第23話 一樹の想いと翔琉の思惑
僕と一樹はテスト勉強するべく図書室に向かった。中に入ると、テスト勉強している学生がチラホラいる。これからもどんどん生徒が増えてくるに違いない。僕達は奥に進むと六人掛けの机を確保した。僕と一樹は対面に座り横の座席に荷物を置く。机の上に勉強道具を置くと一樹を見た。一樹は心ここにあらずと言った感じでボーとしている。これはまだ加奈のこと引きずってるな。
「ほら、一樹。勉強するよ。テストは待ってくれないからな。それにもやもやすることがあっても別のことに集中すれば気もまぎれるだろ」
「・・・・・・それもそうだな」
一樹が教科書を広げるのを確認すると、僕もテスト勉強に取り掛かる。
それからしばらく、シャッ、シャッ・・・・・・とシャーペンを滑らす音だけが聞こえる。どうやら一樹の気もまぎれて勉強してるようだな。
それからほどなくすると、
「おまたせ」
声をかけてきたのは明日香だ。掃除当番で少し遅れてきたのだ。
「もう勉強始めてるよ」
「じゃぁ、私たちも始めましょうか。加奈ちゃん」
「う、うん」
明日香の背中に隠れるようにして恐る恐る顔をのぞかせる加奈。こんな加奈の姿を見るのは初めてだ。それほどまでに一樹のことを意識してるってことか。嫌われたって言ってたのは一樹の勘違いでこれはいけるんじゃないか。大体本当に嫌だったら断ってるはずだ。昔からハッキリ言うやつだったからな。
「か、加奈」
一樹が目を丸くしている。何を驚いてるんだ。放課後、みんなで勉強するって言ったじゃないか・・・・・・あれ・・・・・・そういえば勉強しようって言っただけで明日香と加奈が一緒なの言ってないような・・・・・・まあいいか。大人しく見守ってよ。

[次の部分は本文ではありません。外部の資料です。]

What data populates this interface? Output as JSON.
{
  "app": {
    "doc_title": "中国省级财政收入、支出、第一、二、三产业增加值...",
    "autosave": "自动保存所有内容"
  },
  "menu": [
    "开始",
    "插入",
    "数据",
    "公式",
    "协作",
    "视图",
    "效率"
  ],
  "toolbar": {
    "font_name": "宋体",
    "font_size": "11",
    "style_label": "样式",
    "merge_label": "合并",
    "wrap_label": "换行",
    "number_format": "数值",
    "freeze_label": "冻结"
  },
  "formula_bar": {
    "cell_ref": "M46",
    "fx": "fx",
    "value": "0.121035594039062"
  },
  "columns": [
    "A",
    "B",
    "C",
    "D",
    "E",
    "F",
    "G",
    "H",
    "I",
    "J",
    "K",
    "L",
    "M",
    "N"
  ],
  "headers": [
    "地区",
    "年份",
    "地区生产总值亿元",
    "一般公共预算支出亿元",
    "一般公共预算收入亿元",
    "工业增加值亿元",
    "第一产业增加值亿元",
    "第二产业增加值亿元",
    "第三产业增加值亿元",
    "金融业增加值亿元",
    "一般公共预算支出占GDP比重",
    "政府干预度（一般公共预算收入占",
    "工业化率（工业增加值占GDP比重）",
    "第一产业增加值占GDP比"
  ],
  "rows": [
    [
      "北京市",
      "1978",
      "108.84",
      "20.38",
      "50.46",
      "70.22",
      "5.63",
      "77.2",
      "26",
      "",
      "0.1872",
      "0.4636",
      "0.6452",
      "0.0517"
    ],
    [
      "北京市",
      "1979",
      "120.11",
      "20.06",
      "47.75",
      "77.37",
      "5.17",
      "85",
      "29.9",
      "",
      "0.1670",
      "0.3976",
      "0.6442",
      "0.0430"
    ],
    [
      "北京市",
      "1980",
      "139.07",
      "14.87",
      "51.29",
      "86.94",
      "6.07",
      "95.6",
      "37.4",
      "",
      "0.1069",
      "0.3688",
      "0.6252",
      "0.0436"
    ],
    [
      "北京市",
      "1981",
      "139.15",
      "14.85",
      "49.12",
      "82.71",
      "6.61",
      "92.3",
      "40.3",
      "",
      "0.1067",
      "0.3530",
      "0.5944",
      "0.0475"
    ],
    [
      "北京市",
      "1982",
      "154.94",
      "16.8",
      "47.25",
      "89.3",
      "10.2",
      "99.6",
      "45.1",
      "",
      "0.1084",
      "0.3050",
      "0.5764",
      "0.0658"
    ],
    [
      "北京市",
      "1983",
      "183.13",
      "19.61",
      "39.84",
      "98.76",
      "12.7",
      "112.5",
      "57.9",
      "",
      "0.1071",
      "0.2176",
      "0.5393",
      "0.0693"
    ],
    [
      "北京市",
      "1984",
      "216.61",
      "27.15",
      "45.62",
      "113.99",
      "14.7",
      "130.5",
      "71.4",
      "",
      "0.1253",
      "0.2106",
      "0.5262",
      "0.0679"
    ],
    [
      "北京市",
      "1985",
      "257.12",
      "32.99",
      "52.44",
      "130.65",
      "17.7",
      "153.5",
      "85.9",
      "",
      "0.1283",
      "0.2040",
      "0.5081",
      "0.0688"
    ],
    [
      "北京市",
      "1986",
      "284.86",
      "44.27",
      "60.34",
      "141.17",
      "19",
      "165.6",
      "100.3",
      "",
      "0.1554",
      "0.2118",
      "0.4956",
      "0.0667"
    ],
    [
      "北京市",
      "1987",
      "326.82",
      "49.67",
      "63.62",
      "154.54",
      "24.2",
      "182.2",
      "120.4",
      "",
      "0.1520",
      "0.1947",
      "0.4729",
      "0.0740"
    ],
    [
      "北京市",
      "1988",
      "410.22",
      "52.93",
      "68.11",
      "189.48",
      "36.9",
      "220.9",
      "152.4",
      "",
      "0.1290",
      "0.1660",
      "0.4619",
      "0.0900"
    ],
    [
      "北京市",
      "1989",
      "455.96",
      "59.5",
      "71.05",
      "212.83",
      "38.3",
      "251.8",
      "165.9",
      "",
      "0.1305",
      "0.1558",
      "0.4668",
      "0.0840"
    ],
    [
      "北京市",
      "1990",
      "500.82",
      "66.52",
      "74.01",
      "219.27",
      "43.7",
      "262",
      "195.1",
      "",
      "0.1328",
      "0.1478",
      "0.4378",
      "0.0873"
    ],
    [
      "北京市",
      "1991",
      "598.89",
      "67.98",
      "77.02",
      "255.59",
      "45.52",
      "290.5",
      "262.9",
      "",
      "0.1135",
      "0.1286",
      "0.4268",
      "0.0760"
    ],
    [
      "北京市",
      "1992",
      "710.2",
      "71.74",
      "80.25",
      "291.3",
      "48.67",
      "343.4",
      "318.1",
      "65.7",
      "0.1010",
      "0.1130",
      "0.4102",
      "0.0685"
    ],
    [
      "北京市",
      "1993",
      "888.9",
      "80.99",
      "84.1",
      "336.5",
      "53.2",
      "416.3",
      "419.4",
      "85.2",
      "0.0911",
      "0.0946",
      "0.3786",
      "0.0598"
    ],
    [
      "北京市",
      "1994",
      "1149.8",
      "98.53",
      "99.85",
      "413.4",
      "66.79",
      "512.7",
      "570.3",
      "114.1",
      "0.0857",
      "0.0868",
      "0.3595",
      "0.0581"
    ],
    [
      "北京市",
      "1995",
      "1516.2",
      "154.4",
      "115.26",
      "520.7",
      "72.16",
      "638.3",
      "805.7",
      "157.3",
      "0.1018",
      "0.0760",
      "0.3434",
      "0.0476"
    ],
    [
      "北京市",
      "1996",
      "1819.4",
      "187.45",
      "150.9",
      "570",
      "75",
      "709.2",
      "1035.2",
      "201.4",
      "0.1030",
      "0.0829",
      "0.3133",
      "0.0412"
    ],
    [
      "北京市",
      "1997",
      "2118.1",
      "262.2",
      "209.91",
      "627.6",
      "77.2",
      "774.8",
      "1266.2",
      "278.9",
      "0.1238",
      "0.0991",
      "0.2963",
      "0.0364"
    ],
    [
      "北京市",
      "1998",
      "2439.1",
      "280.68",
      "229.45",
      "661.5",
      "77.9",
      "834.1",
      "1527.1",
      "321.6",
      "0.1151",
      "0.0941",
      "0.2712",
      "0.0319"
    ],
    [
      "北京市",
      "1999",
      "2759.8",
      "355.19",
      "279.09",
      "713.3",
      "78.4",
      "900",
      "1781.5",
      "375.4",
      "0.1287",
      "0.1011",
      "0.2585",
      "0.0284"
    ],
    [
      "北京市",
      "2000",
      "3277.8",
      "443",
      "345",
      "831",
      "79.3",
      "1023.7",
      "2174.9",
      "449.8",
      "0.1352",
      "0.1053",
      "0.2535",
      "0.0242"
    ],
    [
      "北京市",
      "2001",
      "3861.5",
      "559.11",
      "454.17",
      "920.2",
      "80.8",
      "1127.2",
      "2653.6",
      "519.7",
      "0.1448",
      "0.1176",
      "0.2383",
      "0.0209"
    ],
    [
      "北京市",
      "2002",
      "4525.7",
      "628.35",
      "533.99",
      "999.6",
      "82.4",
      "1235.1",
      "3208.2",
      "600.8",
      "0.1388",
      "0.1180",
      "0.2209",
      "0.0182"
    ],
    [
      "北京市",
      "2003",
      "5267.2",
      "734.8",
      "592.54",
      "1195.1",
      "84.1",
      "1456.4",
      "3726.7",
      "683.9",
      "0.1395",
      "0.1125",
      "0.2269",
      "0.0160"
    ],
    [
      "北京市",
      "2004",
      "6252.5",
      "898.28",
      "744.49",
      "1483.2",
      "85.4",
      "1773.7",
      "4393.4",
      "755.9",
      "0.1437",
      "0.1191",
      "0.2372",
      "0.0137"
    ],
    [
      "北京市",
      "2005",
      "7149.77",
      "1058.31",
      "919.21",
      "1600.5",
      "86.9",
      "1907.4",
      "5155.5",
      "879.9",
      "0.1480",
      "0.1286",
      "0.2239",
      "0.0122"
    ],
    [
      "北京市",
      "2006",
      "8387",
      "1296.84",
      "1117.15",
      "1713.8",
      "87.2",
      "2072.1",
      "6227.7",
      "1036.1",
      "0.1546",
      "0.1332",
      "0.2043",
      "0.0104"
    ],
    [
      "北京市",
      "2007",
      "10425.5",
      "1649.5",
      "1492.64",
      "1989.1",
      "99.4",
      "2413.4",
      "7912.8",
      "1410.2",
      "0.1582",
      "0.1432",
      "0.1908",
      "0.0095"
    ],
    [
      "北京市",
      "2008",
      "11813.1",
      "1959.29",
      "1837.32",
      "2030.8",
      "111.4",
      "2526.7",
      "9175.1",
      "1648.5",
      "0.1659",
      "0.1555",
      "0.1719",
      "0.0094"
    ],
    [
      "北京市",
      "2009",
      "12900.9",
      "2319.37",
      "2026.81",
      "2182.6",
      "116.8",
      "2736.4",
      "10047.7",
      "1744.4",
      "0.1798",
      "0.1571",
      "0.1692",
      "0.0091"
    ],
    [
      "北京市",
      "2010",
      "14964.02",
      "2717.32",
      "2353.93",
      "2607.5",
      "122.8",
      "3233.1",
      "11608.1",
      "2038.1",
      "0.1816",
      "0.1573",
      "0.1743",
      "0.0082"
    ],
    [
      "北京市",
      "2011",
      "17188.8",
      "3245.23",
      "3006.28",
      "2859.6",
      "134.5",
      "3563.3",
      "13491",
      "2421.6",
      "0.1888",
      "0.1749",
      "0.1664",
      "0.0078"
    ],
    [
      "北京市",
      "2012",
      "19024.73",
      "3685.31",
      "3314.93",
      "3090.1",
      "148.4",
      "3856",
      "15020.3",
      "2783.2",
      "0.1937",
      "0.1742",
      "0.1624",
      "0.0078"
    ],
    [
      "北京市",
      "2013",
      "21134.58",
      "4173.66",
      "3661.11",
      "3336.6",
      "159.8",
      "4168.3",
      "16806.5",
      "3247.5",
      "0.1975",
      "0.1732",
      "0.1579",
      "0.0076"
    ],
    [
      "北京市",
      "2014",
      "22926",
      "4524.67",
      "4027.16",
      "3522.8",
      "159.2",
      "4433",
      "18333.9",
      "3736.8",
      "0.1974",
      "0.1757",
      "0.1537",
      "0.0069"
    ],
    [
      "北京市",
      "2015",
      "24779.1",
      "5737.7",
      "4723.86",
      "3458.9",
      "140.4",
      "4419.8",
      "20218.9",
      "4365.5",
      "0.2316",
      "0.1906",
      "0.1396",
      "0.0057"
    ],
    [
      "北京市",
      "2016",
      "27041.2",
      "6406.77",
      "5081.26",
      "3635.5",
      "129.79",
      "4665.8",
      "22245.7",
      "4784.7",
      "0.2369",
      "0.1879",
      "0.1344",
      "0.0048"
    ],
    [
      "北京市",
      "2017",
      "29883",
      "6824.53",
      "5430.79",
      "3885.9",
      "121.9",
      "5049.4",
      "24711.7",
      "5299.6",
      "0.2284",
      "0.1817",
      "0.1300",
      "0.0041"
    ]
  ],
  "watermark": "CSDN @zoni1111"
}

一樹に呼ばれた加奈はビクッとなって震えている。一樹も呼んで見たもの、二の次が踏めないようだ。ここは助け船を出した方がいいかと明日香を見ると頷いてくれる。アイコンタクトで通じたようだ。心が通ったような気がして気分がいい。僕は意気揚々と二人に話しかけようとしたが、加奈の次の行動が速かった。しかも、僕達が想像だにしなかった方法で――
「む、無理―!!!」
加奈は叫びながら一目散に駆けて行き、「お静かに!」と言う図書委員の女性の注意も
加奈の駆けていく足音が遠ざかるにつれ、我に返った僕と明日香は、
「「に、逃げたー!!」」
と、思わず叫んでしまった。そのせいで図書委員の女性に睨まれる。僕達は口をつぐんだ。それはそうと一樹を見ると加奈に逃げられたのがショックだったのか天井を見上げる形で呆けている。その様子はまるで今にも真っ白の灰になって風に吹き飛ばされてしまいそうだ。
「一樹! 今すぐ追いかけろ!」
僕の言葉でハッとしたような顔をしたが、嫌われてると思い込んでいる一樹は二の足を踏んで直ぐに動こうとしない。
「だけど、俺が言ったところで・・・・・・」
いつもの自信満々な一樹らしくない。僕は発破をかけることにする。その方が面白そうだから。
「今行かないと後悔するぞ。加奈のこと諦めたくないだろ。このままじゃどこの馬の骨ともわからない奴にとられるぞ。それでもいいのか! それに、加奈に嫌われてるわけないだろ。いくら幼馴染でも本当に嫌いなら十年以上も一緒にいるわけないじゃないか。少なくても僕だったら無理だ。加奈は、初めての感情に戸惑って自分でもよくわからず逃げちゃうんじゃないかな。とりあえず当たって砕けろだ。もしダメだったら・・・・・・どうしよう、明日香?」
「私にそこで聞く!?」
「ハハッ・・・・・・ハハハ・・・・・・」
僕達を見て一樹が笑いだす。まじめに言ったつもりなのに酷い。
「そこまで言っといて最後は締まらないな。だけどその通りだな。やるだけやってやる。その後のことはその時考えればいいか」
「その意気だ。一樹」
「それにしてもあの普段はのほほんとしてるくせにいうときは言うやつだよな。翔琉は。それとも彼女が出来て性格が前向きになったのかな。俺も覚悟を決めて加奈に思いを伝える! そうと決まれば善は急げだ!」
一樹は図書室のドアを開けると勢いよく飛び出して加奈の後を追いかけていった。
「お静かに!」
という図書委員の注意が虚しく響いた。
「あの二人うまくいくといいね」
「そうだね」
僕は明日香に相槌を打つとテスト勉強の続きに取り掛かる。明日香とならはかどりそうだ。実は明日香と二人っきりになりたかった僕の想いも多少あったりするのだった。